100% local AI knowledge base with image recognition and citation support. No cloud, no external APIs — fully GDPR-compliant.
This system lets you ask natural-language questions about your internal documents (PDF, DOCX) and get answers with exact source citations and embedded images — all running locally.
Documents are automatically processed through a pipeline:
- n8n detects new/changed files and triggers ingestion
- Docling analyzes documents — extracts text, images, and runs OCR
- Backend (FastAPI) chunks text with HybridChunker and creates embeddings (multilingual-e5-large-instruct, 1024 dim) plus BM25 sparse vectors
- Qdrant stores the vectors with metadata (source, page, image references)
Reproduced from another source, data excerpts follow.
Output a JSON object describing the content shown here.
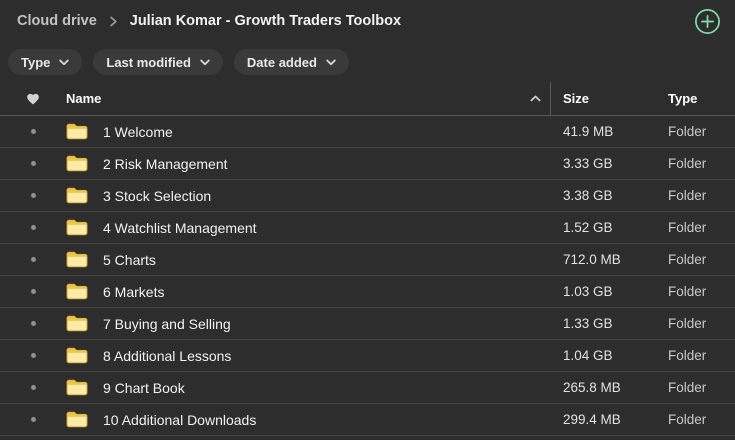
{
  "breadcrumb": {
    "root": "Cloud drive",
    "current": "Julian Komar - Growth Traders Toolbox"
  },
  "filters": [
    {
      "label": "Type"
    },
    {
      "label": "Last modified"
    },
    {
      "label": "Date added"
    }
  ],
  "table": {
    "headers": {
      "name": "Name",
      "size": "Size",
      "type": "Type"
    },
    "sort": {
      "column": "Name",
      "direction": "ascending"
    },
    "rows": [
      {
        "name": "1 Welcome",
        "size": "41.9 MB",
        "type": "Folder"
      },
      {
        "name": "2 Risk Management",
        "size": "3.33 GB",
        "type": "Folder"
      },
      {
        "name": "3 Stock Selection",
        "size": "3.38 GB",
        "type": "Folder"
      },
      {
        "name": "4 Watchlist Management",
        "size": "1.52 GB",
        "type": "Folder"
      },
      {
        "name": "5 Charts",
        "size": "712.0 MB",
        "type": "Folder"
      },
      {
        "name": "6 Markets",
        "size": "1.03 GB",
        "type": "Folder"
      },
      {
        "name": "7 Buying and Selling",
        "size": "1.33 GB",
        "type": "Folder"
      },
      {
        "name": "8 Additional Lessons",
        "size": "1.04 GB",
        "type": "Folder"
      },
      {
        "name": "9 Chart Book",
        "size": "265.8 MB",
        "type": "Folder"
      },
      {
        "name": "10 Additional Downloads",
        "size": "299.4 MB",
        "type": "Folder"
      }
    ]
  },
  "icons": {
    "add": "plus-circle",
    "breadcrumb_separator": "chevron-right",
    "filter_caret": "chevron-down",
    "favorite_column": "heart",
    "sort": "chevron-up",
    "item": "folder"
  },
  "colors": {
    "background": "#2d2d2d",
    "accent_green": "#7fe0a6",
    "folder_yellow": "#eec549",
    "folder_yellow_light": "#f8eca8",
    "pill_background": "#3a3a3a"
  }
}
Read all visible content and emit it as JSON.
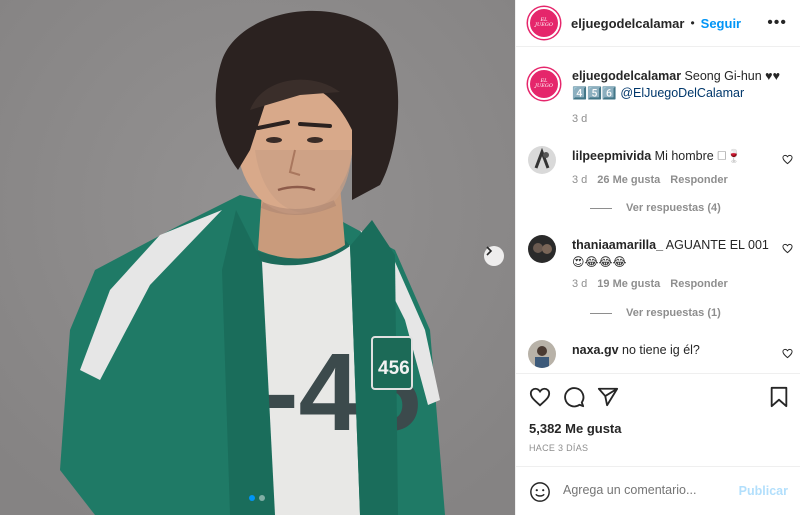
{
  "post": {
    "account": "eljuegodelcalamar",
    "follow_label": "Seguir",
    "separator": "•",
    "more_label": "•••",
    "caption": {
      "user": "eljuegodelcalamar",
      "text": " Seong Gi-hun ♥♥",
      "numbers": "4️⃣5️⃣6️⃣",
      "mention": "@ElJuegoDelCalamar",
      "age": "3 d"
    },
    "image": {
      "jersey_number": "456",
      "shirt_number": "-45"
    },
    "carousel": {
      "count": 2,
      "active": 0
    }
  },
  "comments": [
    {
      "user": "lilpeepmivida",
      "text": " Mi hombre 🗆🍷",
      "age": "3 d",
      "likes": "26 Me gusta",
      "reply": "Responder",
      "view_replies": "Ver respuestas (4)"
    },
    {
      "user": "thaniaamarilla_",
      "text": " AGUANTE EL 001",
      "emojis": "😍😂😂😂",
      "age": "3 d",
      "likes": "19 Me gusta",
      "reply": "Responder",
      "view_replies": "Ver respuestas (1)"
    },
    {
      "user": "naxa.gv",
      "text": " no tiene ig él?",
      "age": "",
      "likes": "",
      "reply": "",
      "view_replies": ""
    }
  ],
  "stats": {
    "likes": "5,382 Me gusta",
    "time_ago": "HACE 3 DÍAS"
  },
  "add_comment": {
    "placeholder": "Agrega un comentario...",
    "post_label": "Publicar"
  },
  "colors": {
    "accent": "#0095f6",
    "brand": "#e5266b",
    "jacket": "#1f7a66",
    "background": "#8c8a8a"
  }
}
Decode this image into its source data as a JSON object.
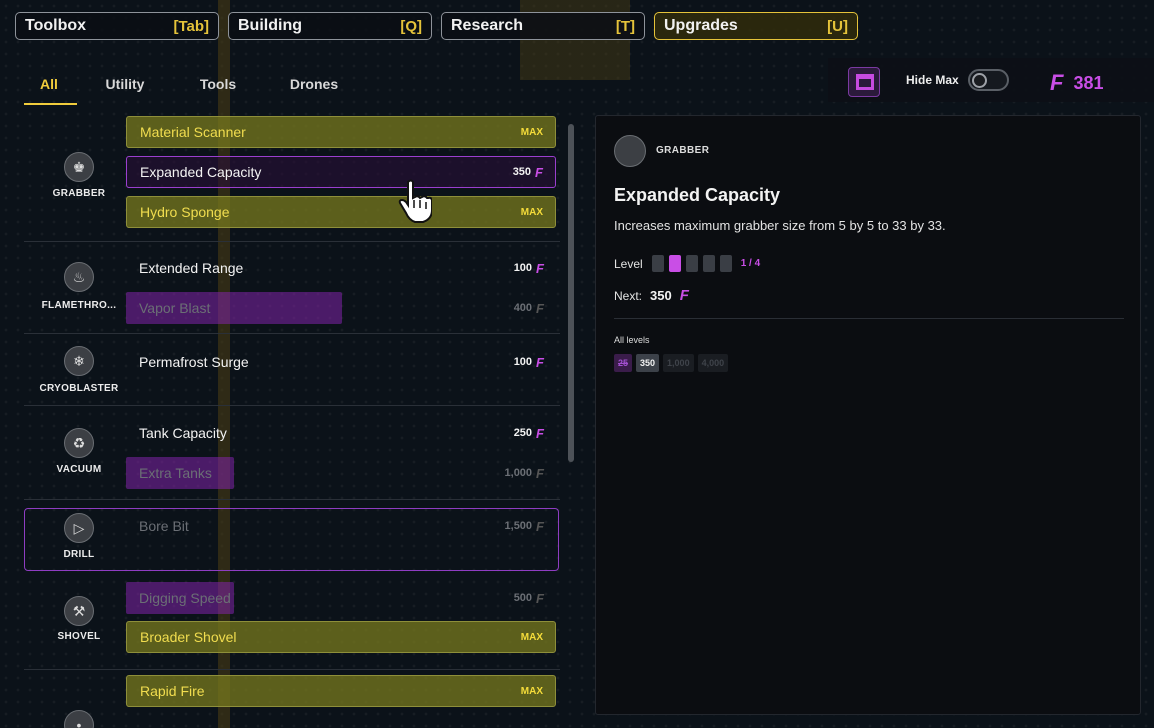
{
  "toolbar": {
    "tabs": [
      {
        "label": "Toolbox",
        "key": "[Tab]"
      },
      {
        "label": "Building",
        "key": "[Q]"
      },
      {
        "label": "Research",
        "key": "[T]"
      },
      {
        "label": "Upgrades",
        "key": "[U]"
      }
    ],
    "active_tab": "Upgrades"
  },
  "categories": [
    "All",
    "Utility",
    "Tools",
    "Drones"
  ],
  "active_category": "All",
  "header": {
    "hide_max_label": "Hide Max",
    "hide_max_on": false,
    "currency_glyph": "F",
    "currency_value": "381"
  },
  "groups": [
    {
      "name": "GRABBER",
      "icon": "grabber-icon",
      "items": [
        {
          "label": "Material Scanner",
          "status": "MAX"
        },
        {
          "label": "Expanded Capacity",
          "cost": "350",
          "selected": true
        },
        {
          "label": "Hydro Sponge",
          "status": "MAX"
        }
      ]
    },
    {
      "name": "FLAMETHRO...",
      "icon": "flamethrower-icon",
      "items": [
        {
          "label": "Extended Range",
          "cost": "100"
        },
        {
          "label": "Vapor Blast",
          "cost": "400",
          "progress": 0.51
        }
      ]
    },
    {
      "name": "CRYOBLASTER",
      "icon": "cryoblaster-icon",
      "items": [
        {
          "label": "Permafrost Surge",
          "cost": "100"
        }
      ]
    },
    {
      "name": "VACUUM",
      "icon": "vacuum-icon",
      "items": [
        {
          "label": "Tank Capacity",
          "cost": "250"
        },
        {
          "label": "Extra Tanks",
          "cost": "1,000",
          "progress": 0.25
        }
      ]
    },
    {
      "name": "DRILL",
      "icon": "drill-icon",
      "items": [
        {
          "label": "Bore Bit",
          "cost": "1,500"
        }
      ]
    },
    {
      "name": "SHOVEL",
      "icon": "shovel-icon",
      "items": [
        {
          "label": "Digging Speed",
          "cost": "500",
          "progress": 0.25
        },
        {
          "label": "Broader Shovel",
          "status": "MAX"
        }
      ]
    },
    {
      "name": "",
      "icon": "gun-icon",
      "items": [
        {
          "label": "Rapid Fire",
          "status": "MAX"
        }
      ]
    }
  ],
  "detail": {
    "category": "GRABBER",
    "title": "Expanded Capacity",
    "description": "Increases maximum grabber size from 5 by 5 to 33 by 33.",
    "level_label": "Level",
    "level_current": 1,
    "level_max": 4,
    "level_text": "1 / 4",
    "next_label": "Next:",
    "next_cost": "350",
    "all_levels_label": "All levels",
    "all_levels": [
      "25",
      "350",
      "1,000",
      "4,000"
    ]
  },
  "colors": {
    "accent_yellow": "#f0cc3c",
    "accent_purple": "#c94ee6"
  }
}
- PostgreSQL stores extracted images and file hashes for idempotent re-ingestion
- User asks a question via Open WebUI
- n8n receives the query and routes it to a Qwen3-4B query router
- If RAG is needed: the Backend performs hybrid search (dense + sparse) against Qdrant, reranks results, resolves image placeholders, and assembles context
- Qwen3-4B Instruct (Q4) generates an answer with source citations and embedded images
- If RAG is not needed: the query goes directly to Ollama (no retrieval)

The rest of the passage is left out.